And, Cohen Both Takes The Fall And Passes The Buck
A quick update on New York’s Second AI Hallucination case, which I originally covered a couple of weeks ago—today we learned that Michael Cohen, the client, and not David Schwartz, the lawyer, used artificial intelligence (this time, Google Bard) to generate cases that did not exist. In a declaration he submitted to the court (available starting on page 9 of this packet from the CourtListener docket), Cohen stated that (having been disbarred several years ago) he had not kept up with legal technology trends and did not understand the limitations of AI.
Cohen, while praising Schwartz as a friend and lawyer, still threw him lawyer under the bus and blamed him for not double-checking his work. (Schwartz, in turn, threw another one of Cohen’s lawyers under the bus.)
Which, yeah. I get that Cohen wants to preserve his application to terminate his supervised release and doesn’t want to tick off the judge, but he does have an important point. The buck does stop with the lawyer. I represent lots of lawyers (including those in good standing, and those who have been suspended and revoked) and welcome their input.

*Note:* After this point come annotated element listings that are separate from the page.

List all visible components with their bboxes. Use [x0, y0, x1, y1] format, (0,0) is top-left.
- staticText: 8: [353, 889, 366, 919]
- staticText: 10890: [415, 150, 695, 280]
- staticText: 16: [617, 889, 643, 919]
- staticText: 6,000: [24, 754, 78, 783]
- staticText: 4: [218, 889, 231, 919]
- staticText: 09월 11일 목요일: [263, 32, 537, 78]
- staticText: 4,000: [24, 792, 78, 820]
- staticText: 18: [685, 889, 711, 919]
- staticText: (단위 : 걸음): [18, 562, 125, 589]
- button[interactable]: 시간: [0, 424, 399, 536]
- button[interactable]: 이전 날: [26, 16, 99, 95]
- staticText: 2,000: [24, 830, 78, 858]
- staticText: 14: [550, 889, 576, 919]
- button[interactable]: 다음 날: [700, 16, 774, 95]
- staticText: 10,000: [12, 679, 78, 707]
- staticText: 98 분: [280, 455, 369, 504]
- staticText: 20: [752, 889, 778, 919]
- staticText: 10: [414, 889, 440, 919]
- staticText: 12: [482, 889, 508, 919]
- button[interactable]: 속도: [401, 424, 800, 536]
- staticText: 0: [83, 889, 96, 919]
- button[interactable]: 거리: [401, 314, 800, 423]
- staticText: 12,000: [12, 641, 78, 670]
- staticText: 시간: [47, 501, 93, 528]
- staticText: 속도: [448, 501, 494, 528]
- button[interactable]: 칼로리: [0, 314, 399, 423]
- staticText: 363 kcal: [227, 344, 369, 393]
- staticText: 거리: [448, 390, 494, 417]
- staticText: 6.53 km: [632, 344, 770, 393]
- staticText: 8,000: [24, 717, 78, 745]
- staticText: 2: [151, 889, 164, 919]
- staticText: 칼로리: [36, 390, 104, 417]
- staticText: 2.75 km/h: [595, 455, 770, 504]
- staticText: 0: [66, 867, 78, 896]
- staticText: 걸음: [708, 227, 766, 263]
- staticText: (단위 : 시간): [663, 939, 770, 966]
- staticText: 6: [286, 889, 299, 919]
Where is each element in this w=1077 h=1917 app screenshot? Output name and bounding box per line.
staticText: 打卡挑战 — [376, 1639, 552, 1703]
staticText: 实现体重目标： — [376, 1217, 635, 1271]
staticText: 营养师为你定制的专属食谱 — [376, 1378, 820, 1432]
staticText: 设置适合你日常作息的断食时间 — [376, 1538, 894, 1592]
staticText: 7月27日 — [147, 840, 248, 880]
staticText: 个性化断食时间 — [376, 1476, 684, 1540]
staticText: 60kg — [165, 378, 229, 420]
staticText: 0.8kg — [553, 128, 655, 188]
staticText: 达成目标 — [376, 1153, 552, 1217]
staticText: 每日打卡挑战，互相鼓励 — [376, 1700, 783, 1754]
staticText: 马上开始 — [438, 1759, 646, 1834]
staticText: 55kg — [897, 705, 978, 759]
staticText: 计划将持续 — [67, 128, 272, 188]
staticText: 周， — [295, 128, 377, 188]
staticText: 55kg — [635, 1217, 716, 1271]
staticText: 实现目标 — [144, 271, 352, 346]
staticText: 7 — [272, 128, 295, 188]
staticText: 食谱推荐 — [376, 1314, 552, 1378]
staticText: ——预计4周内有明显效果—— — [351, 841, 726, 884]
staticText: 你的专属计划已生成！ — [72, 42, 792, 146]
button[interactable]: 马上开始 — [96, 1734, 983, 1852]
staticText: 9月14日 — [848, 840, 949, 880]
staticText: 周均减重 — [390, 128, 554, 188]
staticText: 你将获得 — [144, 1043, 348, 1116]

That someone is in my office because of an alleged or actual ethical lapse does not mean they can’t provide meaningful and important assistance in their defense. But, I’m not going to risk my reputation or my license (or theirs) relying on citations to cases I haven’t read.
Another interesting point here is that this case involved Google Bard rather than ChatGPT (the culprit in the widely publicized Mata case). ChatGPT is a large language model from OpenAI and was never intended as a legal research service, or even as search engine. Google Bard, on the other hand, while not a legal research service, is, well, part of Google. I haven’t yet taken a deep dive on Bard, but most lawyers use Google for at least some functions (if I know a disciplinary case by the lawyer’s name it’s faster for me to Google it than get it through either Lexus or the Supreme Court website) and get mostly reliable results. So, this is another caution to add to the mix.